Page 21 of Grump and Grumpier

In preparation for meeting with them, I make a list of the positions that need to be filled, with notes on which might be best staffed by temporary or temp-to-hire employees for quickest results before I focus on the long-term hires.

I also start drafting a list of goals outside of staffing, including formulating some sort of official employee handbook. I don’t mind asking questions and exploring on my own, because I consider myself to be a self-starter, but some people do much better with structured orientation and training programs, and as Community Bean grows, it needs to have things like that in place.

I also make notes on preliminary ideas for making this a place where people enjoy working. Irritable bosses aside, building a sense of camaraderie could help people weather the stresses of a growing company.

As the hours pass by, I’m surprised that I haven’t seen Derek or Jansen all day, though maybe it’s for the best. The less I see of them, the easier it will be to keep my mind on business.

That point is proven when Derek knocks on myopen door just after five-thirty, when I’m gathering my things to go home.

All he says is my name, but you’d have thought I just read a scene from one of my favorite romance books by the way my body responds to him.

I do my best to maintain my composure, but I’m sure he can see my heated cheeks and hear the huskiness in my voice when I greet him.

He closes the door behind him, and every inappropriate thing I’d already been feeling is amplified by a factor of sixty-nine, which is just a completely random number and bears no resemblance to what I’m thinking about right now.

“How was your day?” he asks.

On shaky legs, I stand and move around my desk, as if he’s hard, shiny steel and I’m a giant magnet, physically unable to resist getting closer to him. I do somehow manage to stop a couple of feet away, at a perfectly professional distance. “… Good. I didn’t think I was going to see you before I left.”

“I’ve been here all day.”

“Your door was closed. I didn’t want to bother you.”

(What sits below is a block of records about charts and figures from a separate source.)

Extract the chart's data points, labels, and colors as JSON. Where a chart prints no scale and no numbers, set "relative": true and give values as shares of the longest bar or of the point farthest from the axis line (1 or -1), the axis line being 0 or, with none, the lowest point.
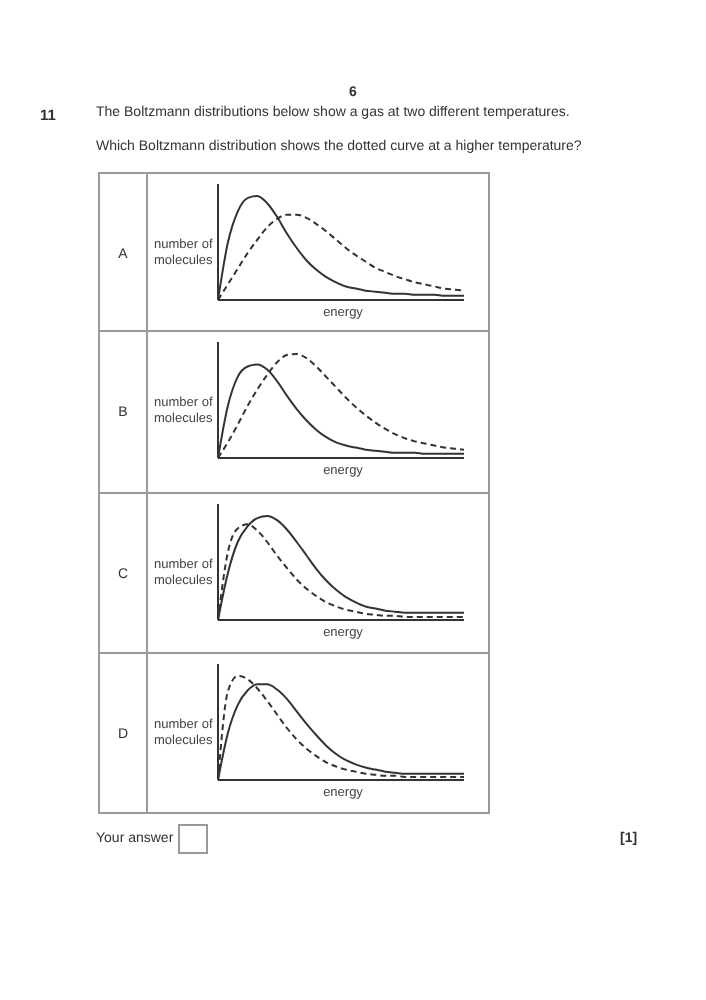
{
  "chart_data": [
    {
      "type": "line",
      "xlabel": "energy",
      "ylabel": "number of molecules",
      "relative": true,
      "marker": "none",
      "annotations": [
        "A",
        "6",
        "11",
        "The Boltzmann distributions below show a gas at two different temperatures.",
        "Which Boltzmann distribution shows the dotted curve at a higher temperature?"
      ],
      "categories": [
        null,
        null,
        null,
        null,
        null,
        null,
        null,
        null,
        null,
        null,
        null,
        null,
        null,
        null,
        null,
        null,
        null,
        null,
        null,
        null,
        null,
        null,
        null,
        null,
        null,
        null
      ],
      "series": [
        {
          "color": "#333333",
          "line_style": "solid",
          "values": [
            0,
            0.55,
            0.85,
            0.98,
            1.0,
            0.93,
            0.8,
            0.64,
            0.5,
            0.38,
            0.29,
            0.22,
            0.17,
            0.13,
            0.11,
            0.09,
            0.08,
            0.07,
            0.06,
            0.06,
            0.05,
            0.05,
            0.05,
            0.04,
            0.04,
            0.04
          ]
        },
        {
          "color": "#333333",
          "line_style": "dotted",
          "values": [
            0,
            0.15,
            0.3,
            0.45,
            0.58,
            0.7,
            0.78,
            0.82,
            0.82,
            0.79,
            0.73,
            0.66,
            0.58,
            0.5,
            0.43,
            0.37,
            0.31,
            0.27,
            0.23,
            0.2,
            0.17,
            0.15,
            0.13,
            0.11,
            0.1,
            0.09
          ]
        }
      ]
    },
    {
      "type": "line",
      "xlabel": "energy",
      "ylabel": "number of molecules",
      "relative": true,
      "marker": "none",
      "annotations": [
        "B"
      ],
      "categories": [
        null,
        null,
        null,
        null,
        null,
        null,
        null,
        null,
        null,
        null,
        null,
        null,
        null,
        null,
        null,
        null,
        null,
        null,
        null,
        null,
        null,
        null,
        null,
        null,
        null,
        null
      ],
      "series": [
        {
          "color": "#333333",
          "line_style": "solid",
          "values": [
            0,
            0.5,
            0.78,
            0.88,
            0.9,
            0.85,
            0.74,
            0.6,
            0.47,
            0.36,
            0.27,
            0.2,
            0.15,
            0.12,
            0.1,
            0.08,
            0.07,
            0.06,
            0.05,
            0.05,
            0.05,
            0.04,
            0.04,
            0.04,
            0.04,
            0.04
          ]
        },
        {
          "color": "#333333",
          "line_style": "dotted",
          "values": [
            0,
            0.15,
            0.32,
            0.5,
            0.66,
            0.8,
            0.92,
            0.99,
            1.0,
            0.96,
            0.88,
            0.78,
            0.68,
            0.58,
            0.49,
            0.41,
            0.34,
            0.28,
            0.23,
            0.19,
            0.16,
            0.14,
            0.12,
            0.1,
            0.09,
            0.08
          ]
        }
      ]
    },
    {
      "type": "line",
      "xlabel": "energy",
      "ylabel": "number of molecules",
      "relative": true,
      "marker": "none",
      "annotations": [
        "C"
      ],
      "categories": [
        null,
        null,
        null,
        null,
        null,
        null,
        null,
        null,
        null,
        null,
        null,
        null,
        null,
        null,
        null,
        null,
        null,
        null,
        null,
        null,
        null,
        null,
        null,
        null,
        null,
        null
      ],
      "series": [
        {
          "color": "#333333",
          "line_style": "solid",
          "values": [
            0,
            0.45,
            0.75,
            0.9,
            0.98,
            1.0,
            0.96,
            0.87,
            0.75,
            0.62,
            0.49,
            0.38,
            0.29,
            0.22,
            0.17,
            0.13,
            0.11,
            0.09,
            0.08,
            0.07,
            0.07,
            0.07,
            0.07,
            0.07,
            0.07,
            0.07
          ]
        },
        {
          "color": "#333333",
          "line_style": "dotted",
          "values": [
            0,
            0.65,
            0.88,
            0.92,
            0.86,
            0.75,
            0.62,
            0.5,
            0.39,
            0.3,
            0.23,
            0.17,
            0.13,
            0.1,
            0.08,
            0.06,
            0.05,
            0.04,
            0.04,
            0.03,
            0.03,
            0.03,
            0.03,
            0.03,
            0.03,
            0.03
          ]
        }
      ]
    },
    {
      "type": "line",
      "xlabel": "energy",
      "ylabel": "number of molecules",
      "relative": true,
      "marker": "none",
      "annotations": [
        "D",
        "Your answer",
        "[1]"
      ],
      "categories": [
        null,
        null,
        null,
        null,
        null,
        null,
        null,
        null,
        null,
        null,
        null,
        null,
        null,
        null,
        null,
        null,
        null,
        null,
        null,
        null,
        null,
        null,
        null,
        null,
        null,
        null
      ],
      "series": [
        {
          "color": "#333333",
          "line_style": "solid",
          "values": [
            0,
            0.45,
            0.72,
            0.86,
            0.92,
            0.92,
            0.87,
            0.78,
            0.66,
            0.54,
            0.43,
            0.33,
            0.25,
            0.19,
            0.15,
            0.12,
            0.1,
            0.08,
            0.07,
            0.06,
            0.06,
            0.06,
            0.06,
            0.06,
            0.06,
            0.06
          ]
        },
        {
          "color": "#333333",
          "line_style": "dotted",
          "values": [
            0,
            0.85,
            1.0,
            0.97,
            0.88,
            0.76,
            0.63,
            0.5,
            0.39,
            0.3,
            0.23,
            0.17,
            0.13,
            0.1,
            0.08,
            0.06,
            0.05,
            0.04,
            0.04,
            0.03,
            0.03,
            0.03,
            0.03,
            0.03,
            0.03,
            0.03
          ]
        }
      ]
    }
  ]
}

He crosses the little safety zone I left between us with one long stride, and his hand goes to my ponytail, where he grasps it and gently tugs, tipping my head back so that I’m looking up at him, my face just inches from his crisp white dress shirt.

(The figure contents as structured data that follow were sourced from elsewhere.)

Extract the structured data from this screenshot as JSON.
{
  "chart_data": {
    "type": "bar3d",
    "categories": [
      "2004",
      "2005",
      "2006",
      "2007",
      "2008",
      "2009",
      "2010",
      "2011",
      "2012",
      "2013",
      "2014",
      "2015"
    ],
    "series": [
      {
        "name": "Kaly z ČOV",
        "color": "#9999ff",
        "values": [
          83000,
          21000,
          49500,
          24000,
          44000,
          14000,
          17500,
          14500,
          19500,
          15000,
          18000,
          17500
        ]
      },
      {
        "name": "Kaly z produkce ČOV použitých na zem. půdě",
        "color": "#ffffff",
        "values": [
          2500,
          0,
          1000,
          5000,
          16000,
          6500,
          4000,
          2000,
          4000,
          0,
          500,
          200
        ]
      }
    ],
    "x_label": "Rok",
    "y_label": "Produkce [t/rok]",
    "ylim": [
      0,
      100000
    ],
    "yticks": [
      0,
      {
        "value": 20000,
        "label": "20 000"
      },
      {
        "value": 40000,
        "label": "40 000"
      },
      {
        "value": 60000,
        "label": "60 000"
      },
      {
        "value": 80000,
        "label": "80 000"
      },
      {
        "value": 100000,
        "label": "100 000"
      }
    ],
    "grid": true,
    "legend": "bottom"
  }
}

His eyes slowly descend from mine, down to my mouth, then my chest. “What color is your lingerie today?”

My heart is doing double time as I catch my breath and find my voice. “That isn’t an appropriate question for you to ask.”

His hand trails down the center of my back, where I’m sure he feels the strap of my bra through my shirt. “Are you going to report me to HR?”

I grin and draw on all my inner resources to take a step back from him. “I wasn’t joking. Wecan’tdo this anymore.”

He stays where he is, and I’m glad, because if he touches me again, I’m not sure I have the strength to back up my words.

“I need to meet with you and Jansen to discuss my hiring plans,” I say, slipping back behind the safety of my desk and steadying my voice. “Are you available tomorrow?”

“Come see us as soon as you get in.” His eyes are full of heat, and I realize I’m holding my breath as I await his next move. When he opens my door and exits as smoothly as he entered, I can’t decide if I’m relieved or disappointed.

CHAPTER 16

ANA

When I enter the building the next morning, the marketing director, Owen, is holding the elevator for me.

“Good morning! You came back. That’s a good sign.”

I smile at his joke—or at least I hope he’s joking. Based on things I read in the files, I wouldn’t be at all surprised if people have quit after their first day.

We make small talk on the ride up, then wish each other a good day and go our separate ways when we reach our floor. I put my bag in my office, set out a little potted plant I brought in, grab my notebook, and head to Derek and Jansen’s offices.

It occurs to me that I could say I’m taking the bull by the horns meeting with them first thing in the morning, but that expression makes me think about grabbing their … ahem, horns, and I almost need to detour to the restroom to splash cold water on my face.Must not think about my bosses’ big horns.

As I cross the space, I’m oddly aware of my underwear. Ever since I first had the money to spend on things beyond necessities, I’ve splurged on lingerie. I feel both sexy and powerful wearing nice fabrics and pretty designs, even when no one else sees them except me.

But my new bosses have seen some of my lingerie, and apparently Derek is still thinking about it. Today, I purposely chose my most basic white set, with the hopes that my hormones get the message that my mind needs to stay on business, not pleasure.

I take a deep breath as I approach their open doors, both in an effort to keep said hormones in check, and to strengthen my nerves. There are a lot of things I need to discuss with them about the company’s concerning turnover rate, and I strongly suspect they won’t like what I have to say. I need to deliver my points with finesse, but that might be hard to do, since my brain seems to go fuzzy whenever I’m with them.